Ocean’s Eight (2018): As with the Soderbergh Ocean’s films,
this all-female spin-off directed by Gary Ross is a technically very
accomplished heist movie. It also suffers from the same main problem as its
brother movies: it’s not as smart as it clearly thinks it is and never stops
congratulating itself for it. Turns out Soderbergh’s smugness is infectious.

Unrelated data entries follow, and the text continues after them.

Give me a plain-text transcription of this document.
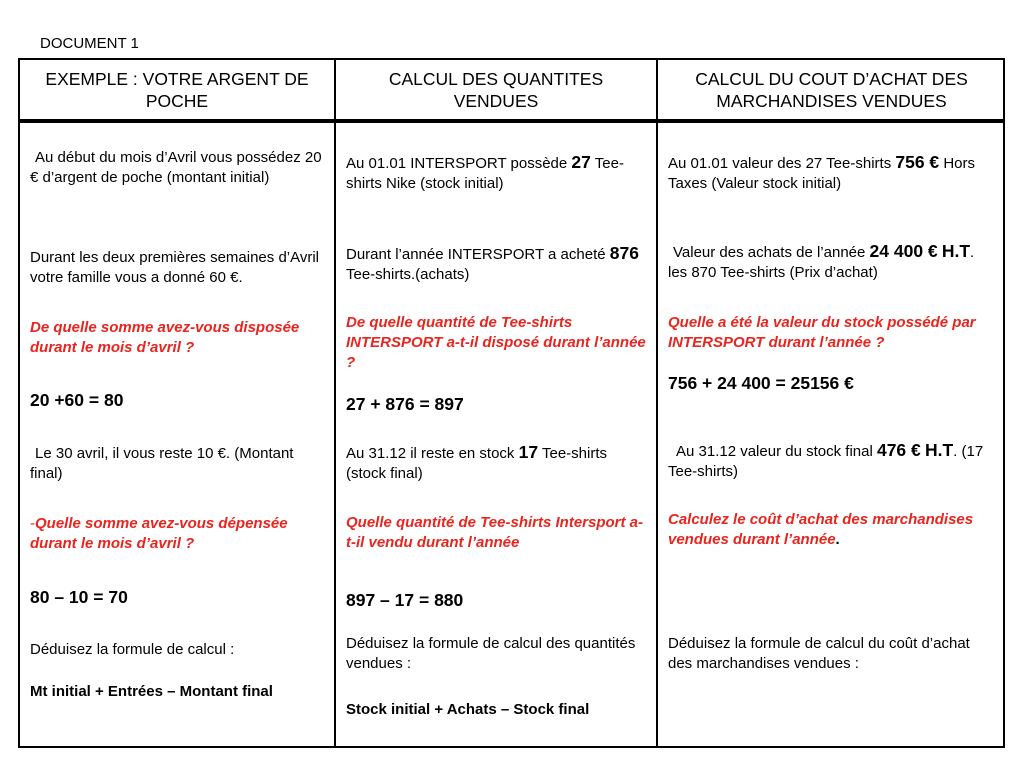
DOCUMENT 1
EXEMPLE : VOTRE ARGENT DE POCHE
CALCUL DES QUANTITES VENDUES
CALCUL DU COUT D’ACHAT DES MARCHANDISES VENDUES
Au début du mois d’Avril vous possédez 20 € d’argent de poche (montant initial)
Durant les deux premières semaines d’Avril votre famille vous a donné 60 €.
De quelle somme avez-vous disposée durant le mois d’avril ?
20 +60 = 80
Le 30 avril, il vous reste 10 €. (Montant final)
-Quelle somme avez-vous dépensée durant le mois d’avril ?
80 – 10 = 70
Déduisez la formule de calcul :
Mt initial + Entrées – Montant final
Au 01.01 INTERSPORT possède 27 Tee-shirts Nike (stock initial)
Durant l’année INTERSPORT a acheté 876 Tee-shirts.(achats)
De quelle quantité de Tee-shirts INTERSPORT a-t-il disposé durant l’année ?
27 + 876 = 897
Au 31.12 il reste en stock 17 Tee-shirts (stock final)
Quelle quantité de Tee-shirts Intersport a-t-il vendu durant l’année
897 – 17 = 880
Déduisez la formule de calcul des quantités vendues :
Stock initial + Achats – Stock final
Au 01.01 valeur des 27 Tee-shirts 756 € Hors Taxes (Valeur stock initial)
Valeur des achats de l’année 24 400 € H.T. les 870 Tee-shirts (Prix d’achat)
Quelle a été la valeur du stock possédé par INTERSPORT durant l’année ?
756 + 24 400 = 25156 €
Au 31.12 valeur du stock final 476 € H.T. (17 Tee-shirts)
Calculez le coût d’achat des marchandises vendues durant l’année.
Déduisez la formule de calcul du coût d’achat des marchandises vendues :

However, what this one mostly made me think of are the horrors of Hollywood’s
obsession with youth as beauty, particularly in women, and its habit to push
aging actresses into what borders on self-mutilation based on the insane
assumption that not being able to move her face anymore while looking like some
sort of moving doll on the wrong side of the uncanny valley is a lesser problem
for an actress than having a couple of wrinkles like actual human beings do. I’m
also pretty miffed that all the all-female Ocean’s film is able to is make me
think of the way its protagonists look.
Proxy Killer (2018): But enough of that. How about a
perfectly fine low budget thriller instead? Scott (Charlie Babcock) survived an
encounter with a serial killer his wife didn’t. Making his first step into
self-help groups, he meets the mysterious O (Mandy Amano) who easily draws out
the killer in him. Even though it is easy enough even early on to see where Kyle
Downes’s film is going, the focussed presentation and convincing performances by
Babcock and Amano keep things going effectively until the pleasantly logical
conclusion.
Look Away (2018): Less focussed and less consequent is Assaf
Bernstein’s tale about bullied eighteen-year old Maria (India Eisley) coping
with an emotionally abusive family by trading places with her much more
confident but alas evil mirror image. Thematically and visually, there’s a lot
to like here, and India Eisley’s, as well as Mira Sorvino’s and Jason Isaacs’s
performances are fine. The execution, however, flounders repeatedly, first
making Maria’s environment just a little too horrible to credit, and then
expecting the audience to care when Maria’s mirror image provides these nasty
caricatures torturing our heroine with their comeuppance. A bit more subtlety,
and a couple of human traits for everyone involved would probably have worked
wonders there.
The film also suffers under the contemporary obsession with giving everything
a backstory, so Maria’s mirror personality is of course not just a supernatural
or psychological projection of her desires but the spirit of her dead twin her
father apparently killed directly after their birth because she was deformed.
See what I meant about subtlety and the lack thereof?